David Anderson Conservative Cypress Hills—Grasslands, SK

Is my time up? Do I have a little time?

1:30 p.m.

Liberal

The Chair Liberal Michael Levitt

Go ahead.

1:30 p.m.

Conservative

David Anderson Conservative Cypress Hills—Grasslands, SK

I'd like to get a bit of information from you on the numbers of individuals who are now being held on terrorism charges. We understand that while all these people were fired, many of them were reinstated, and that there were 47,000 terrorism charges laid. Can you tell us where we're at in that area right now?

1:30 p.m.

Secretary General, Amnesty International Canada

Alex Neve

We don't have an accurate up-to-date number, so I would hesitate to put one on the record. It's been very difficult to get that kind of information. Clearly, it's still absolutely in the tens of thousands. We believe that around 50,000 people are still held right now in pretrial detention, many of whom have been in there for the entire period of 20 months. Pretrial detention for 20 months again gives rise to serious concerns under international human rights.

April 17th, 2018 / 1:30 p.m.

Conservative

David Anderson Conservative Cypress Hills—Grasslands, SK

Is the judicial system even more opaque now than it was before?

1:30 p.m.

Secretary General, Amnesty International Canada

Alex Neve

Number one, the judicial system was itself decimated by a massive number of layoffs. It was unprecedented. I can't think of a country around the world that has seen that sort of attack on the judiciary in such a short period of time, so they had a capacity issue.

Certainly our researchers, and we hear this from others, also detect that the judiciary is cowed right now, that they themselves are fearful. There certainly are exceptions, and there have been some remarkable instances. I wouldn't want to pretend that there haven't been some wins and some people who have been released, as they should have been, but overwhelmingly we detect a judiciary that is falling into line with the government.

1:30 p.m.

Conservative

David Anderson Conservative Cypress Hills—Grasslands, SK

Thank you.

1:30 p.m.

Liberal

The Chair Liberal Michael Levitt

Thank you, MP Anderson.

Before I turn the floor over to my colleague MP Tabbara, I want to follow up with Dr. Kanat.
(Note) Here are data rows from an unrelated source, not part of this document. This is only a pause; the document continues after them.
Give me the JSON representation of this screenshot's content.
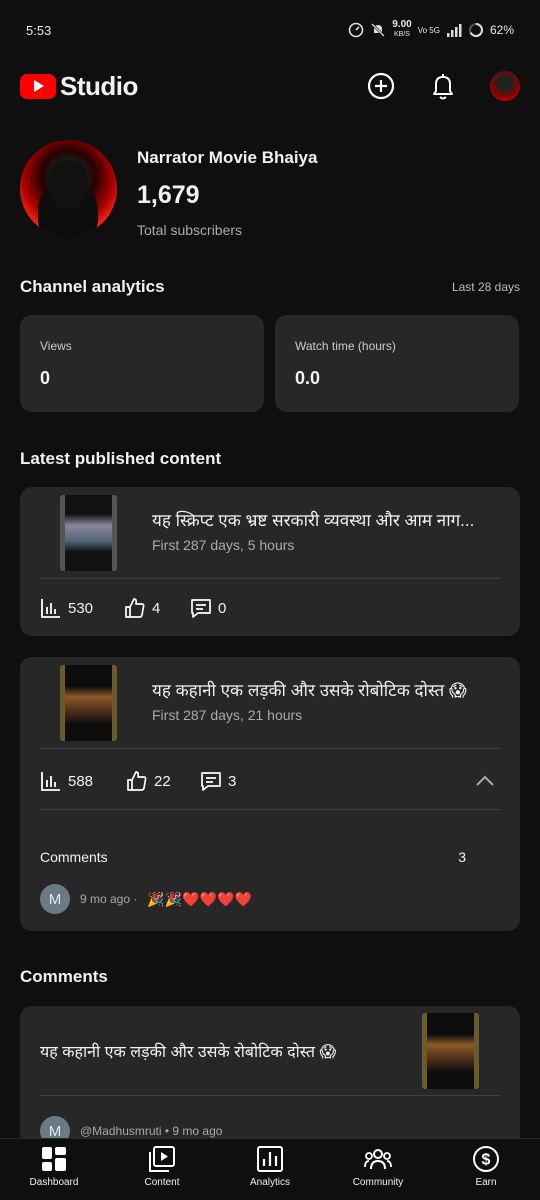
{
  "status": {
    "time": "5:53",
    "net_speed": "9.00",
    "net_unit": "KB/S",
    "net_type": "Vo 5G",
    "battery": "62%"
  },
  "app": {
    "logo_text": "Studio"
  },
  "channel": {
    "name": "Narrator Movie Bhaiya",
    "subscribers": "1,679",
    "subscribers_label": "Total subscribers"
  },
  "analytics": {
    "title": "Channel analytics",
    "period": "Last 28 days",
    "cards": [
      {
        "label": "Views",
        "value": "0"
      },
      {
        "label": "Watch time (hours)",
        "value": "0.0"
      }
    ]
  },
  "latest": {
    "title": "Latest published content",
    "items": [
      {
        "title": "यह स्क्रिप्ट एक भ्रष्ट सरकारी व्यवस्था और आम नाग...",
        "subtitle": "First 287 days, 5 hours",
        "views": "530",
        "likes": "4",
        "comments": "0"
      },
      {
        "title": "यह कहानी एक लड़की और उसके रोबोटिक दोस्त 😱",
        "subtitle": "First 287 days, 21 hours",
        "views": "588",
        "likes": "22",
        "comments": "3",
        "comments_section_label": "Comments",
        "comments_section_count": "3",
        "latest_comment": {
          "avatar_letter": "M",
          "time": "9 mo ago ·",
          "text": "🎉🎉❤️❤️❤️❤️"
        }
      }
    ]
  },
  "comments_section": {
    "title": "Comments",
    "video_title": "यह कहानी एक लड़की और उसके रोबोटिक दोस्त 😱",
    "avatar_letter": "M",
    "author_line": "@Madhusmruti • 9 mo ago"
  },
  "nav": [
    {
      "label": "Dashboard",
      "icon": "dashboard-icon"
    },
    {
      "label": "Content",
      "icon": "content-icon"
    },
    {
      "label": "Analytics",
      "icon": "analytics-icon"
    },
    {
      "label": "Community",
      "icon": "community-icon"
    },
    {
      "label": "Earn",
      "icon": "earn-icon"
    }
  ]
}
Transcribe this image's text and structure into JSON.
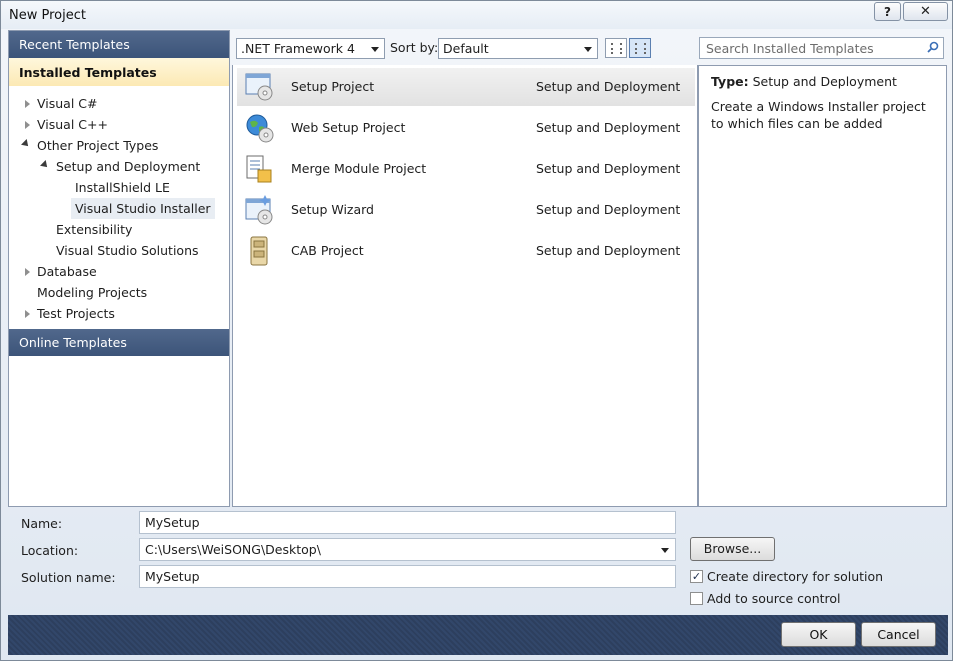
{
  "window": {
    "title": "New Project",
    "help_label": "?",
    "close_label": "✕"
  },
  "sidebar": {
    "recent_label": "Recent Templates",
    "installed_label": "Installed Templates",
    "online_label": "Online Templates",
    "tree": [
      {
        "label": "Visual C#",
        "state": "collapsed"
      },
      {
        "label": "Visual C++",
        "state": "collapsed"
      },
      {
        "label": "Other Project Types",
        "state": "expanded"
      },
      {
        "label": "Setup and Deployment",
        "state": "expanded"
      },
      {
        "label": "InstallShield LE",
        "state": "leaf"
      },
      {
        "label": "Visual Studio Installer",
        "state": "leaf",
        "selected": true
      },
      {
        "label": "Extensibility",
        "state": "leaf"
      },
      {
        "label": "Visual Studio Solutions",
        "state": "leaf"
      },
      {
        "label": "Database",
        "state": "collapsed"
      },
      {
        "label": "Modeling Projects",
        "state": "leaf"
      },
      {
        "label": "Test Projects",
        "state": "collapsed"
      }
    ]
  },
  "toolbar": {
    "framework": ".NET Framework 4",
    "sort_label": "Sort by:",
    "sort_value": "Default"
  },
  "templates": [
    {
      "name": "Setup Project",
      "type": "Setup and Deployment",
      "icon": "setup-project-icon",
      "selected": true
    },
    {
      "name": "Web Setup Project",
      "type": "Setup and Deployment",
      "icon": "web-setup-icon"
    },
    {
      "name": "Merge Module Project",
      "type": "Setup and Deployment",
      "icon": "merge-module-icon"
    },
    {
      "name": "Setup Wizard",
      "type": "Setup and Deployment",
      "icon": "setup-wizard-icon"
    },
    {
      "name": "CAB Project",
      "type": "Setup and Deployment",
      "icon": "cab-project-icon"
    }
  ],
  "search": {
    "placeholder": "Search Installed Templates"
  },
  "details": {
    "type_label": "Type:",
    "type_value": "Setup and Deployment",
    "description": "Create a Windows Installer project to which files can be added"
  },
  "form": {
    "name_label": "Name:",
    "name_value": "MySetup",
    "location_label": "Location:",
    "location_value": "C:\\Users\\WeiSONG\\Desktop\\",
    "solution_label": "Solution name:",
    "solution_value": "MySetup",
    "browse_label": "Browse...",
    "create_dir_label": "Create directory for solution",
    "create_dir_checked": true,
    "source_control_label": "Add to source control",
    "source_control_checked": false,
    "check_mark": "✓"
  },
  "buttons": {
    "ok": "OK",
    "cancel": "Cancel"
  },
  "colors": {
    "header_bar": "#3c5479",
    "installed_highlight": "#fce9b4",
    "footer": "#2d3f5e"
  }
}
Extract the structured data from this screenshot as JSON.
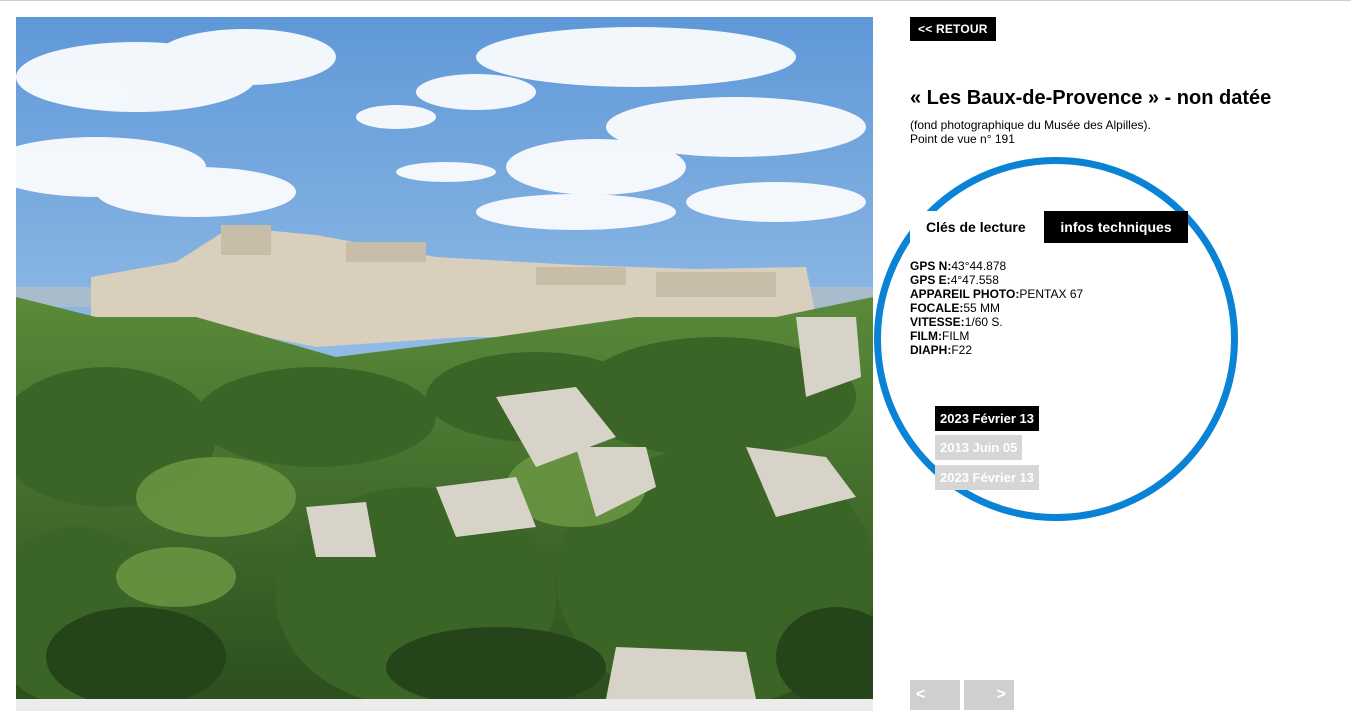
{
  "header": {
    "back_label": "<< RETOUR"
  },
  "photo": {
    "subject": "Les Baux-de-Provence landscape photograph",
    "sky_color": "#7fb0e0",
    "vegetation_color": "#3f6b2a",
    "rock_color": "#d8d2c4"
  },
  "info": {
    "title": "« Les Baux-de-Provence » - non datée",
    "caption_line1": "(fond photographique du Musée des Alpilles).",
    "caption_line2": "Point de vue n° 191"
  },
  "tabs": [
    {
      "label": "Clés de lecture",
      "active": false
    },
    {
      "label": "infos techniques",
      "active": true
    }
  ],
  "specs": [
    {
      "key": "GPS N:",
      "value": "43°44.878"
    },
    {
      "key": "GPS E:",
      "value": "4°47.558"
    },
    {
      "key": "APPAREIL PHOTO:",
      "value": "PENTAX 67"
    },
    {
      "key": "FOCALE:",
      "value": "55 MM"
    },
    {
      "key": "VITESSE:",
      "value": "1/60 S."
    },
    {
      "key": "FILM:",
      "value": "FILM"
    },
    {
      "key": "DIAPH:",
      "value": "F22"
    }
  ],
  "dates": [
    {
      "label": "2023 Février 13",
      "selected": true
    },
    {
      "label": "2013 Juin 05",
      "selected": false
    },
    {
      "label": "2023 Février 13",
      "selected": false
    }
  ],
  "navigation": {
    "prev_label": "<",
    "next_label": ">"
  },
  "colors": {
    "accent_circle": "#0a82d6",
    "button_dark": "#000000",
    "button_light": "#d6d6d6"
  }
}
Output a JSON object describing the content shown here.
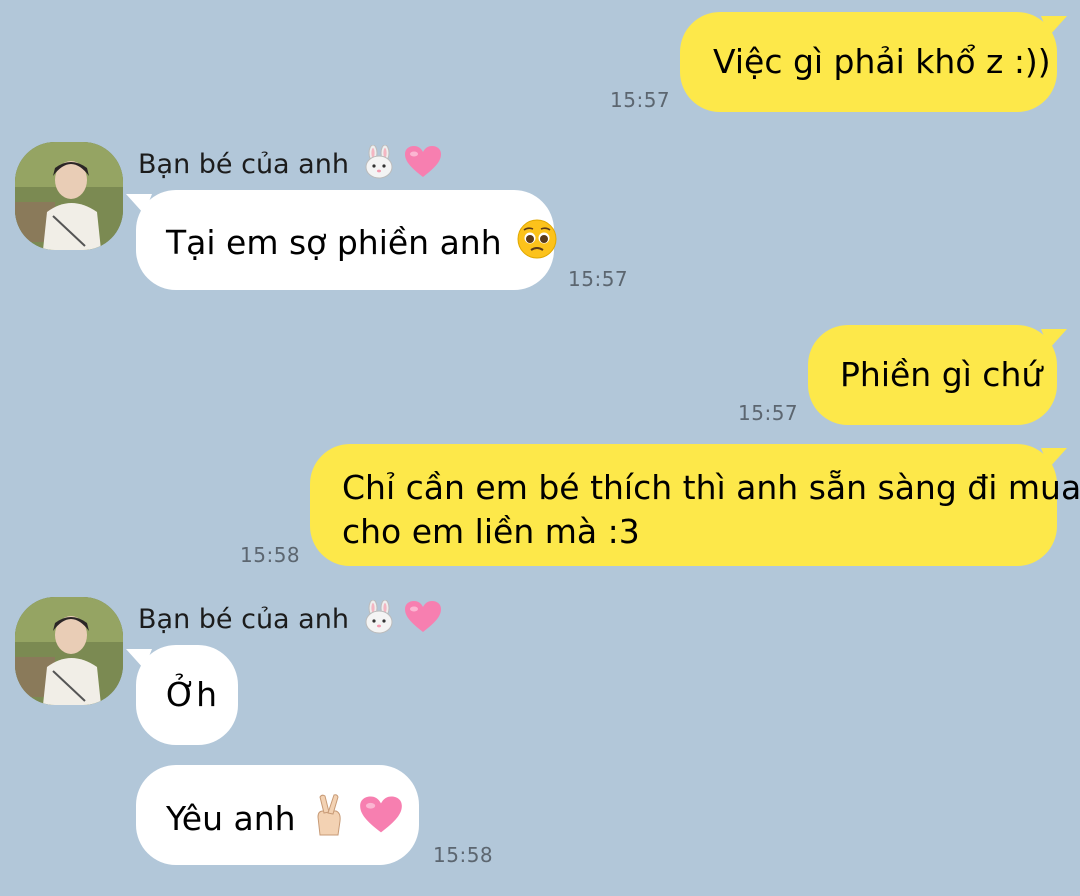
{
  "chat": {
    "sender_name": "Bạn bé của anh",
    "sender_emoji": "rabbit-face-and-pink-heart",
    "colors": {
      "background": "#b2c7d9",
      "my_bubble": "#fde84a",
      "their_bubble": "#ffffff",
      "timestamp": "#5c6670"
    },
    "messages": [
      {
        "from": "me",
        "text": "Việc gì phải khổ z :))",
        "time": "15:57"
      },
      {
        "from": "them",
        "text": "Tại em sợ phiền anh",
        "emoji": "pleading-face",
        "time": "15:57"
      },
      {
        "from": "me",
        "text": "Phiền gì chứ",
        "time": "15:57"
      },
      {
        "from": "me",
        "lines": [
          "Chỉ cần em bé thích thì anh sẵn sàng đi mua",
          "cho em liền mà :3"
        ],
        "time": "15:58"
      },
      {
        "from": "them",
        "text": "Ởh"
      },
      {
        "from": "them",
        "text": "Yêu anh",
        "emoji": "crossed-fingers-and-pink-heart",
        "time": "15:58"
      }
    ]
  }
}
On this theme of Turkey's democratization, one thing that stands out in the OHCHR report and is a particularly odious statistic is that approximately 600 women with young children were being held in detention in Turkey as of 2017. In almost all cases they were arrested as associates of their husbands—who were the government's primary suspects for connection to terrorist organizations—without separate evidence supporting the charges against them.

I wonder if you can comment on how that particular statistic is advancing democracy in Turkey.

1:35 p.m.

Research Director, SETA Foundation

Dr. Kilic Bugra Kanat

I want to clarify one more time that I didn't say that the current state is part of democratization. I said that after the end of these threats and after the end of these investigations, Turkey will restart its democratization process. That was my remark. I think there was a misunderstanding about that.

1:35 p.m.

Liberal

The Chair Liberal Michael Levitt

Thank you.

Again, to follow up on that, can you maybe clarify how the arrest and detention of 600 women, either right before or after childbirth, and the detention of those children is relieving or resolving some kind of threat being posed when none of them has faced individual charges themselves?